Baker, a burly young man who prided himself on his knowledge of the Black Hawk helicopter and the importance of his unit's mission, had returned to New Jersey on emergency leave after his father's death. His father, a retired Navy man, was 55 when he died of a heart attack.
After his father's funeral, Baker told his family that although he was grateful the Army had granted his leave, he was eager to return to his buddies and the unit, which is based in northern Iraq. Baker made his last contact with his family on Friday, leaving a message to his mother, on her home answering machine, saying he was "going to be back in action." Again, he said not to worry, that he would call Tuesday.
"He said don't worry about me, and now, 11 days later, he's gone," Ewing said. "We don't know why."
Baker had been involved in the raid that killed Saddam Hussein's sons, Uday and Qusay, in Iraq in July and felt the unit's job wasn't done, his uncle said.
"Don't worry, we will get Saddam," Baker told his uncle before returning to Iraq.

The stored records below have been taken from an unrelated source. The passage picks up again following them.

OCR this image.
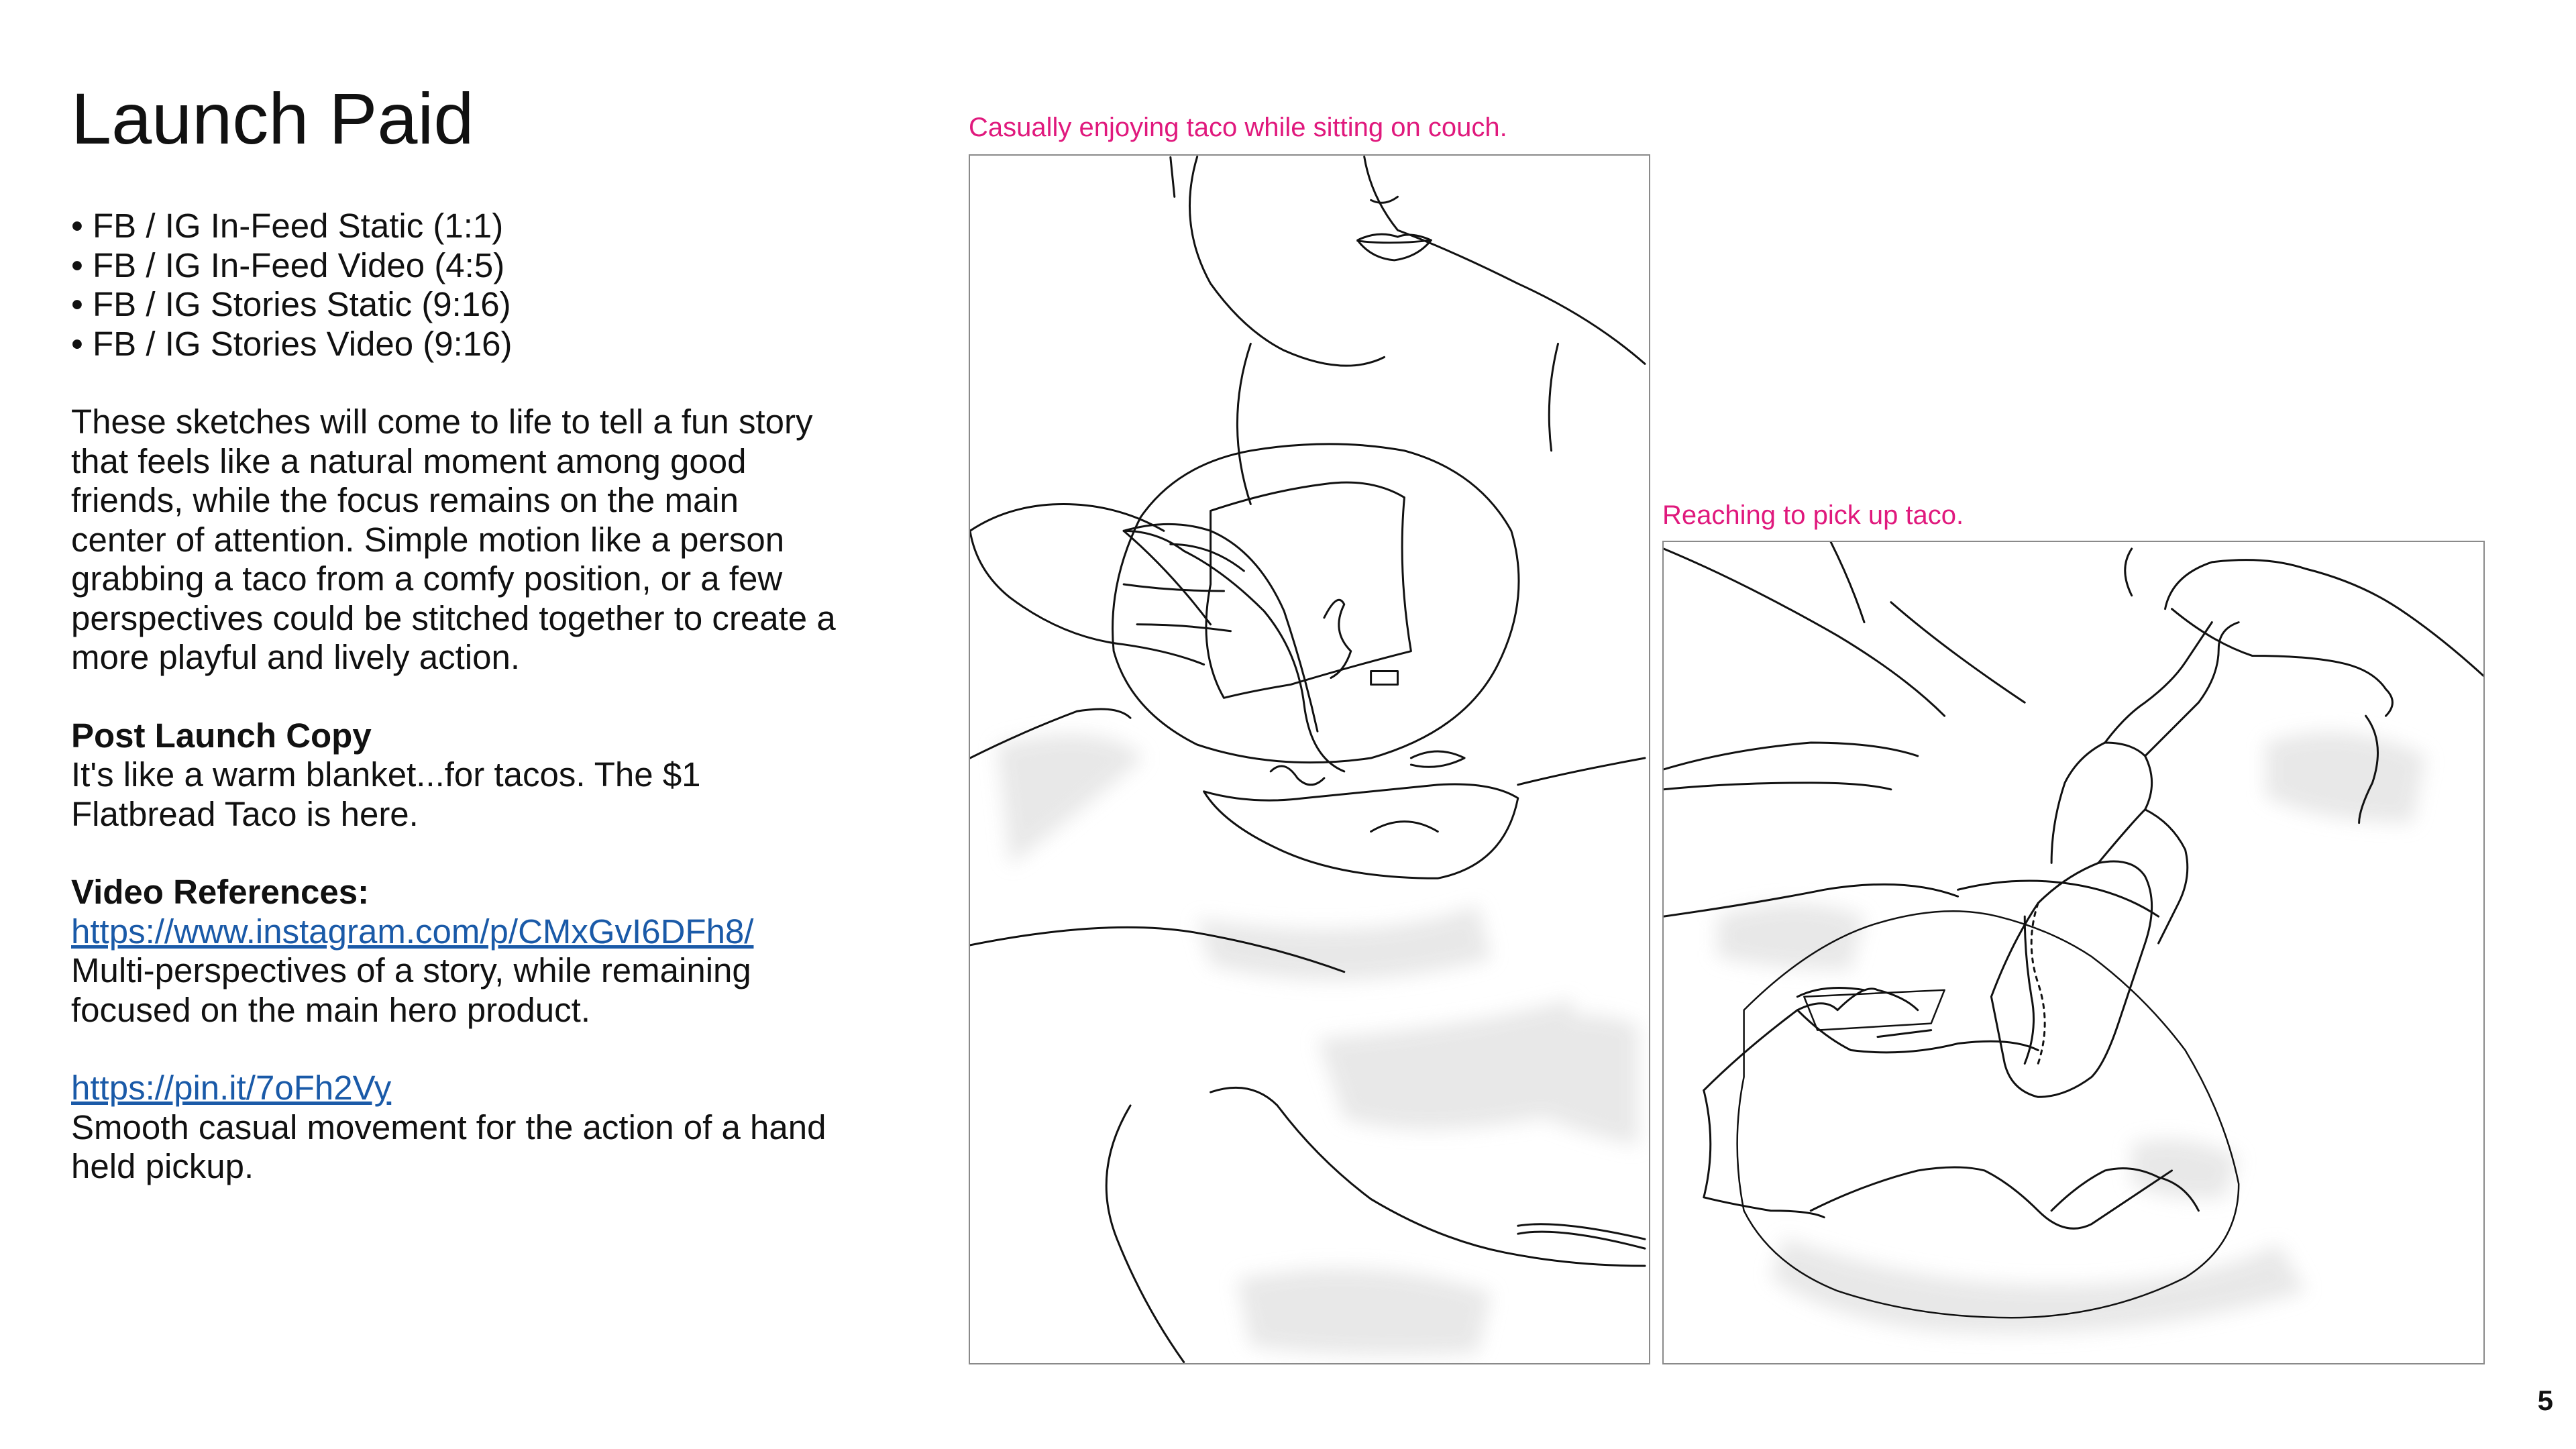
Launch Paid
• FB / IG In-Feed Static (1:1)
• FB / IG In-Feed Video (4:5)
• FB / IG Stories Static (9:16)
• FB / IG Stories Video (9:16)

These sketches will come to life to tell a fun story that feels like a natural moment among good friends, while the focus remains on the main center of attention. Simple motion like a person grabbing a taco from a comfy position, or a few perspectives could be stitched together to create a more playful and lively action.

Post Launch Copy
It's like a warm blanket...for tacos. The $1 Flatbread Taco is here.
Video References:
https://www.instagram.com/p/CMxGvI6DFh8/
Multi-perspectives of a story, while remaining focused on the main hero product.
https://pin.it/7oFh2Vy
Smooth casual movement for the action of a hand held pickup.
Casually enjoying taco while sitting on couch.
Reaching to pick up taco.
5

Baker enlisted in the Army after graduating from Pemberton High School in 1997. Because his father had served in the Navy, Baker believed military life would suit him. After basic training at Fort Jackson in South Carolina, Baker was assigned to the elite airborne division at Fort Campbell, Ky.
Baker was not married, but was devoted to his 2-year-old son, Tristan, who lives in Tennessee with the boy's mother.
In Iraq, Baker performed maintenance on the helicopters the 101st Airborne Division uses to ferry troops from flash point to flash point. When his helicopter was airborne, Baker's job was to man a machine gun mounted at the aircraft door. The position on the helicopter gave Baker a bird's-eye view of some of the war's heaviest fighting. He told his uncle: "War is an ugly business, it's not what you see on TV." The helicopter crew position also put Baker shoulder-to-shoulder with VIPs who visited the combat zone.
On his last trip home, Baker showed his family snapshots taken of him with Secretary of State Colin Powell, who had been a passenger on Baker's helicopter in September.
His uncle said Baker's family continues to support the troops in Iraq, but now has reservations about their mission.
"Now that this has happened, our whole outlook has changed," Michael Ewing said. "It doesn't look like it's a winnable battle."